= Aghavni Papazian =

Aghavni Papazian (fl. 1879), was an Ottoman Armenian actress. She is counted as one of the first professional female actors in the Ottoman Empire and thereby the Middle East.

In the 1850s, the modern theatre was founded in the Ottoman Empire by an Armenian theatre company, Arevelian Tatron. As Muslims did not consider acting a suitable profession, the first actors in the Ottoman Empire was Christian Armenians, and the stigma of the profession was especially the case for females, the actresses received a higher salary than their male colleagues, and they could also continue their careers undisturbed after the Armenian theater monopoly was abolished in the Ottoman Empire in 1879. After this point, male Armenian actors found competition from Muslim Turkish male actors, while no Muslim Turkish female actor ever performed on stage before the 1919-1920 season.
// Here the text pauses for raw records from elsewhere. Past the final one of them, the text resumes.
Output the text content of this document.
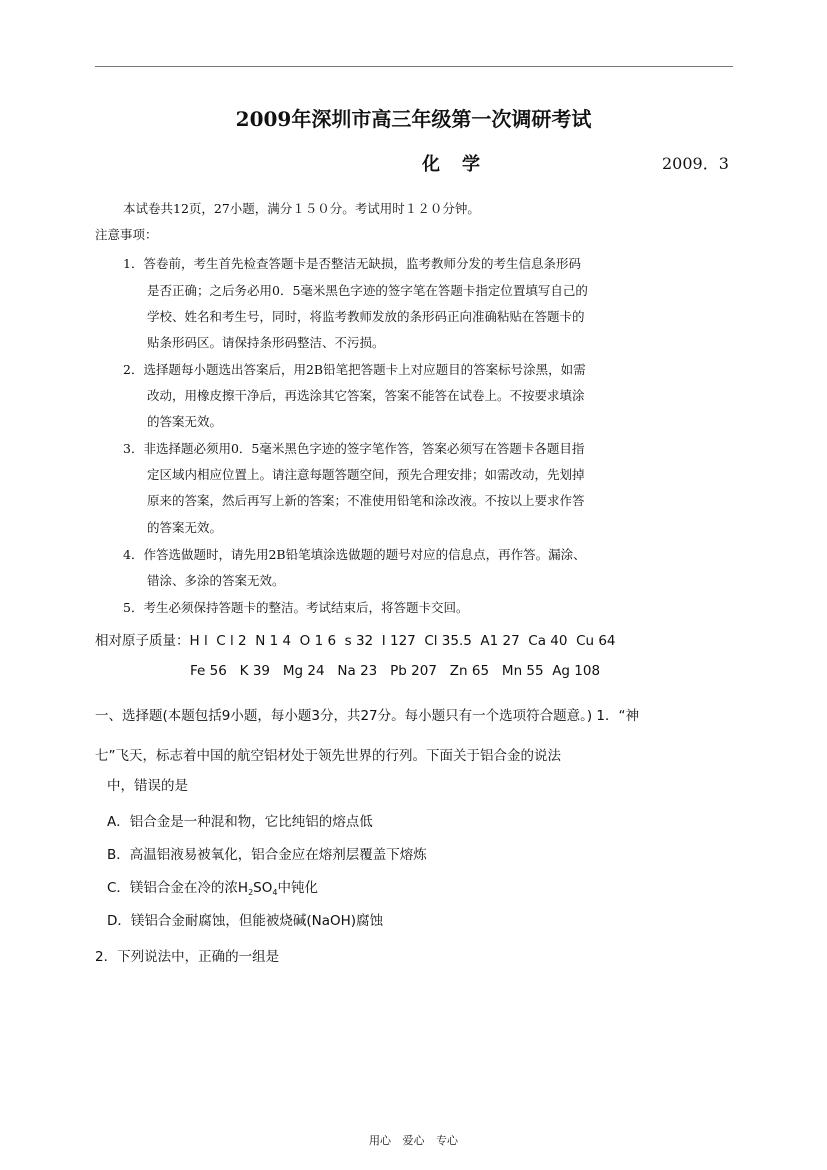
2009年深圳市高三年级第一次调研考试
化学	2009．3
本试卷共12页，27小题，满分１５０分。考试用时１２０分钟。
注意事项：
1．答卷前，考生首先检查答题卡是否整洁无缺损，监考教师分发的考生信息条形码
是否正确；之后务必用0．5毫米黑色字迹的签字笔在答题卡指定位置填写自己的
学校、姓名和考生号，同时，将监考教师发放的条形码正向准确粘贴在答题卡的
贴条形码区。请保持条形码整洁、不污损。
2．选择题每小题选出答案后，用2B铅笔把答题卡上对应题目的答案标号涂黑，如需
改动，用橡皮擦干净后，再选涂其它答案，答案不能答在试卷上。不按要求填涂
的答案无效。
3．非选择题必须用0．5毫米黑色字迹的签字笔作答，答案必须写在答题卡各题目指
定区域内相应位置上。请注意每题答题空间，预先合理安排；如需改动，先划掉
原来的答案，然后再写上新的答案；不准使用铅笔和涂改液。不按以上要求作答
的答案无效。
4．作答选做题时，请先用2B铅笔填涂选做题的题号对应的信息点，再作答。漏涂、
错涂、多涂的答案无效。
5．考生必须保持答题卡的整洁。考试结束后，将答题卡交回。
相对原子质量：H l  C l 2  N 1 4  O 1 6  s 32  I 127  Cl 35.5  A1 27  Ca 40  Cu 64
Fe 56   K 39   Mg 24   Na 23   Pb 207   Zn 65   Mn 55  Ag 108
一、选择题(本题包括9小题，每小题3分，共27分。每小题只有一个选项符合题意。) 1．“神
七”飞天，标志着中国的航空铝材处于领先世界的行列。下面关于铝合金的说法
中，错误的是
A．铝合金是一种混和物，它比纯铝的熔点低
B．高温铝液易被氧化，铝合金应在熔剂层覆盖下熔炼
C．镁铝合金在冷的浓$H_2SO_4$中钝化
D．镁铝合金耐腐蚀，但能被烧碱(NaOH)腐蚀
2．下列说法中，正确的一组是
用心 爱心 专心
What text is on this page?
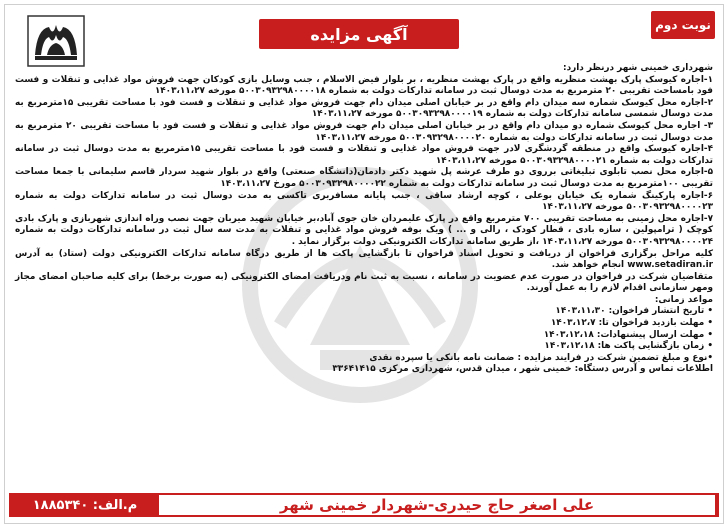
نوبت دوم
آگهی مزایده

شهرداری خمینی شهر درنظر دارد:

۱-اجاره کیوسک پارک بهشت منظریه واقع در پارک بهشت منظریه ، بر بلوار فیض الاسلام ، جنب وسایل بازی کودکان جهت فروش مواد غذایی و تنقلات و فست فود بامساحت تقریبی ۲۰ مترمربع به مدت دوسال ثبت در سامانه تدارکات دولت به شماره ۵۰۰۳۰۹۳۲۹۸۰۰۰۰۱۸ مورخه ۱۴۰۳،۱۱،۲۷

۲-اجاره محل کیوسک شماره سه میدان دام واقع در بر خیابان اصلی میدان دام جهت فروش مواد غذایی و تنقلات و فست فود با مساحت تقریبی ۱۵مترمربع به مدت دوسال شمسی سامانه تدارکات دولت به شماره ۵۰۰۳۰۹۳۲۹۸۰۰۰۰۱۹ مورخه ۱۴۰۳،۱۱،۲۷

۳- اجاره محل کیوسک شماره دو میدان دام واقع در بر خیابان اصلی میدان دام جهت فروش مواد غذایی و تنقلات و فست فود با مساحت تقریبی ۲۰ مترمربع به مدت دوسال ثبت در سامانه تدارکات دولت به شماره ۵۰۰۳۰۹۳۲۹۸۰۰۰۰۲۰ مورخه ۱۴۰۳،۱۱،۲۷

۴-اجاره کیوسک واقع در منطقه گردشگری لادر جهت فروش مواد غذایی و تنقلات و فست فود با مساحت تقریبی ۱۵مترمربع به مدت دوسال ثبت در سامانه تدارکات دولت به شماره ۵۰۰۳۰۹۳۲۹۸۰۰۰۰۲۱ مورخه ۱۴۰۳،۱۱،۲۷

۵-اجاره محل نصب تابلوی تبلیغاتی برروی دو طرف عرشه پل شهید دکتر دادمان(دانشگاه صنعتی) واقع در بلوار شهید سردار قاسم سلیمانی با جمعا مساحت تقریبی ۱۰۰مترمربع به مدت دوسال ثبت در سامانه تدارکات دولت به شماره ۵۰۰۳۰۹۳۲۹۸۰۰۰۰۲۲ مورخ ۱۴۰۳،۱۱،۲۷

۶-اجاره پارکینگ شماره یک خیابان بوعلی ، کوچه ارشاد ساقی ، جنب پایانه مسافربری تاکسی به مدت دوسال ثبت در سامانه تدارکات دولت به شماره ۵۰۰۳۰۹۳۲۹۸۰۰۰۰۲۳ مورخه ۱۴۰۳،۱۱،۲۷

۷-اجاره محل زمینی به مساحت تقریبی ۷۰۰ مترمربع واقع در پارک علیمردان خان جوی آباد،بر خیابان شهید میربان جهت نصب وراه اندازی شهربازی و پارک بادی کوچک ( ترامپولین ، سازه بادی ، قطار کودک ، رالی و ... ) ویک بوفه فروش مواد غذایی و تنقلات به مدت سه سال ثبت در سامانه تدارکات دولت به شماره ۵۰۰۳۰۹۳۲۹۸۰۰۰۰۲۴ مورخه ۱۴۰۳،۱۱،۲۷ ،از طریق سامانه تدارکات الکترونیکی دولت برگزار نماید .

کلیه مراحل برگزاری فراخوان از دریافت و تحویل اسناد فراخوان تا بازگشایی پاکت ها از طریق درگاه سامانه تدارکات الکترونیکی دولت (ستاد) به آدرس www.setadiran.ir انجام خواهد شد.

متقاضیان شرکت در فراخوان در صورت عدم عضویت در سامانه ، نسبت به ثبت نام ودریافت امضای الکترونیکی (به صورت برخط) برای کلیه صاحبان امضای مجاز ومهر سازمانی اقدام لازم را به عمل آورند.

مواعد زمانی:

• تاریخ انتشار فراخوان: ۱۴۰۳،۱۱،۳۰
• مهلت بازدید فراخوان تا: ۱۴۰۳،۱۲،۷
• مهلت ارسال پیشنهادات: ۱۴۰۳،۱۲،۱۸
• زمان بازگشایی پاکت ها: ۱۴۰۳،۱۲،۱۸

•نوع و مبلغ تضمین شرکت در فرایند مزایده : ضمانت نامه بانکی یا سپرده نقدی

اطلاعات تماس و آدرس دستگاه: خمینی شهر ، میدان قدس، شهرداری مرکزی ۳۳۶۴۱۴۱۵

م.الف: ۱۸۸۵۳۴۰	علی اصغر حاج حیدری-شهردار خمینی شهر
She and her college Arousyak Papazian are mentioned by the historian Mikael Nalbandian as two pioneers in defying prejudices by performing on stage. As such, they became publicly visible women in the Muslim Ottoman Empire in a period when the female members of the audience had to watch their plays behind screens.

Aghavni Papazian was also historical as the first actress to have performed in Iran, when she appeared on stage in Tabriz. This was, however, before a Christian Armenian audience: the Muslim audience in Tabriz and Iran did not see the performance of an actress until 1888, and in the case of Teheran, not until the performance of Madame Golofin and Madame Babian in 1897.